President Obama calls Wisconsin Gov. Scott Walker’s proposal to curtail the collective-bargaining rights of state employees an “assault.” But the real assault is the conspiracy that has existed for decades between elected officials and public-employee unions -- and taxpayers are the ones who wind up battered.
The unions get salaries, health benefits, and pensions far in excess of what the average taxpayer in the private sector earns. In exchange, the unions contribute huge amounts of money to the elected officials who agreed to these outrageous and fiscally bankrupting perks.
This history shows the unresolvable conflict of interest that exists between being a government employee and the member of a union. In fact, as Heritage analyst James Sherk explains, the only way for Wisconsin and other states to have responsible, fiscally sound government is to restore voters' control over their government and to depoliticize the civil service.
Unions have no “right” to bargain with the taxpayers over tax and spending decisions. There are no profits in government for unions to negotiate over.

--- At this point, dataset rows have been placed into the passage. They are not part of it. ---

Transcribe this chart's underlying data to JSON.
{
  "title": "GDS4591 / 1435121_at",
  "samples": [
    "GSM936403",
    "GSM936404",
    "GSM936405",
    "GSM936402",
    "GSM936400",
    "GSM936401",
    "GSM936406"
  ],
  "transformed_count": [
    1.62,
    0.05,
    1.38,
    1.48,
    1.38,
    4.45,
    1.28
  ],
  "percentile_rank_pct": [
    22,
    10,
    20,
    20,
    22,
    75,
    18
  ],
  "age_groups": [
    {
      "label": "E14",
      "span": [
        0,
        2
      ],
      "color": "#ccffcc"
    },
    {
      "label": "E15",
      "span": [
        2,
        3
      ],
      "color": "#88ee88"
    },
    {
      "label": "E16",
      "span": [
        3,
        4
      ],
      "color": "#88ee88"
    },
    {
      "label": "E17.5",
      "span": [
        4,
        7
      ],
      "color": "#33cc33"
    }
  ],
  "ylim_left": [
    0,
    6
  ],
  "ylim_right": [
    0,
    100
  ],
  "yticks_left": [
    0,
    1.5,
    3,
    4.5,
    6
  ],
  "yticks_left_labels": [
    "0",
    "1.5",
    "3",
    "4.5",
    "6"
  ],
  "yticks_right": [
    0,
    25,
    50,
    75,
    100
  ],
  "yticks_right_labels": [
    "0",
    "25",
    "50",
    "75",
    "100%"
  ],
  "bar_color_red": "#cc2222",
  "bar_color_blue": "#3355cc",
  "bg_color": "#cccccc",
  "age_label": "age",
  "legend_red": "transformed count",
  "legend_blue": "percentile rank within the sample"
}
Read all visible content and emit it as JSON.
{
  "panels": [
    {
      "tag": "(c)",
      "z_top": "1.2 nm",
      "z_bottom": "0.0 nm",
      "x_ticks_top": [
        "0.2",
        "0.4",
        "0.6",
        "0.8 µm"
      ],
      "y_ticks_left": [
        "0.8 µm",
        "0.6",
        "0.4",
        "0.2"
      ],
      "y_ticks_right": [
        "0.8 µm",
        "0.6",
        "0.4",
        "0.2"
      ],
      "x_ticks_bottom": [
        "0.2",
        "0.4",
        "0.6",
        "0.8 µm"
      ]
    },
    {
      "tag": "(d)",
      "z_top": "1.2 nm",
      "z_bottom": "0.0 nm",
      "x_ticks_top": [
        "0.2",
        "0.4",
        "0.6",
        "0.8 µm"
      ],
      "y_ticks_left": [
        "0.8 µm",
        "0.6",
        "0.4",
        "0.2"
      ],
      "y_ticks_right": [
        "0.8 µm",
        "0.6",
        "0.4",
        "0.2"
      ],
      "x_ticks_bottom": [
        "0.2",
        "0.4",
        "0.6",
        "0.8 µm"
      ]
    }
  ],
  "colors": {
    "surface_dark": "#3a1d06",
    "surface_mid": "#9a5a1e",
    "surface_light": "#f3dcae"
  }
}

In fact, unions are unneeded in the public sector. Government workers in Wisconsin are covered by some of the strictest civil service rules in the country. These rules, similar to those that protect federal workers, make it almost impossible to fire even incompetent employees. They enjoy far greater protections and job security than anyone in private employment.
Ironically, civil service rules were originally implemented to prevent the politicization of the government workforce. The events unfolding in Wisconsin illustrate graphically how unions undermine that purpose and inject politics into public employment.
When unions operate in the private sector, their demands for more money are offset by private management, whose interests include protecting shareholders and the viability of the company. Unions and corporate management have competing interests that help them work out the best deal for maintaining a stable and affordable workforce, while protecting the profitability of the company.
Individual consumers also have freedom of choice. If a company’s products or services become too expensive because the company has given in too much to union demands, or if consumers don’t like purchasing from unionized businesses, they can go elsewhere. The ability of the consumer to make such choices acts as a check on union demands.
But the political activity of unions makes collective bargaining in the public sphere untenable. Elected officials have no offsetting concerns, as corporate management does, when negotiating with public unions. In fact, the more public funds they give the union and its members, the more the unions will contribute to those same officials when they run for reelection. This is an inherent conflict of interest for elected officials.
Public-sector unions undermine representative democracy. Voters are not in full control of their government if their elected officials have such limited control over setting the proper wages and benefits for state employees. And if elected officials don’t agree to union demands, they often can be forced into binding arbitration, giving unelected arbitrators power over the tax and spending decisions of the government. That is not a sound democratic policy. Indeed, it is terrible that state laws ever sanctioned that crazy system, and the only responsible policy is to end it.
Additionally, unlike in the private economy, taxpayers cannot refuse to pay taxes because they believe that salaries and benefits given to government employees are excessive. Taxpayers cannot go elsewhere for the services they receive from government. They’re stuck paying taxes, and stuck having to depend on the government for services like driver’s licenses, garbage pickup, and the many other (often too many) services provided by state and local government. Taxpayers have no freedom of choice. Because of this legal monopoly, public unions have an unfair ability to paralyze the economy through strikes and force concessions to which they are not entitled.
It’s true that taxpayers have the option of trying to vote elected officials who engage in such behavior out of office. In fact, that is exactly what happened in Wisconsin. Scott Walker campaigned on this very issue and the profligate financial spending that has given the state a huge budget deficit and unsustainable human resources costs.
But now a minority of legislators -- who depend on public unions for their political support and political funds -- are engaging in anti-democratic behavior by fleeing the state to prevent the legislature from solving the state’s fiscal crisis. That’s something minority shareholders in a company cannot do. Such behavior violates their oath of office and their duty to uphold the Constitution and laws of Wisconsin.
Wisconsin does have a rarely used statute that the majority in the state senate should consider. Elected officials can be removed from office for “inefficiency, neglect of duty, official misconduct, or malfeasance in office.” It seems irrefutable that Democratic senators who have left the state, rather than carrying out their representational responsibilities, have neglected their duties in the Senate.
The other alternative is for lawmakers to split off the collective-bargaining changes from the changes in the pension and health care contributions of state employees. While appropriations bills require a 3/5 quorum to pass, non-spending bills only require a simple majority. So the Republicans have the number of legislators necessary to change the collective-bargaining rules, even if they lack the numbers needed to reduce the benefits.
Removing the senators who are neglecting their duties probably won’t happen. But removing the unjustifiable financial burdens and collective-bargaining restrictions that have been imposed on Wisconsin taxpayers by public-sector unions can be. It may be the only way to save the economic future of Wisconsin and restore representational democracy.
Hans A. von Spakovsky is a Senior Legal Fellow at the Heritage Foundation and a former career counsel at the Justice Department.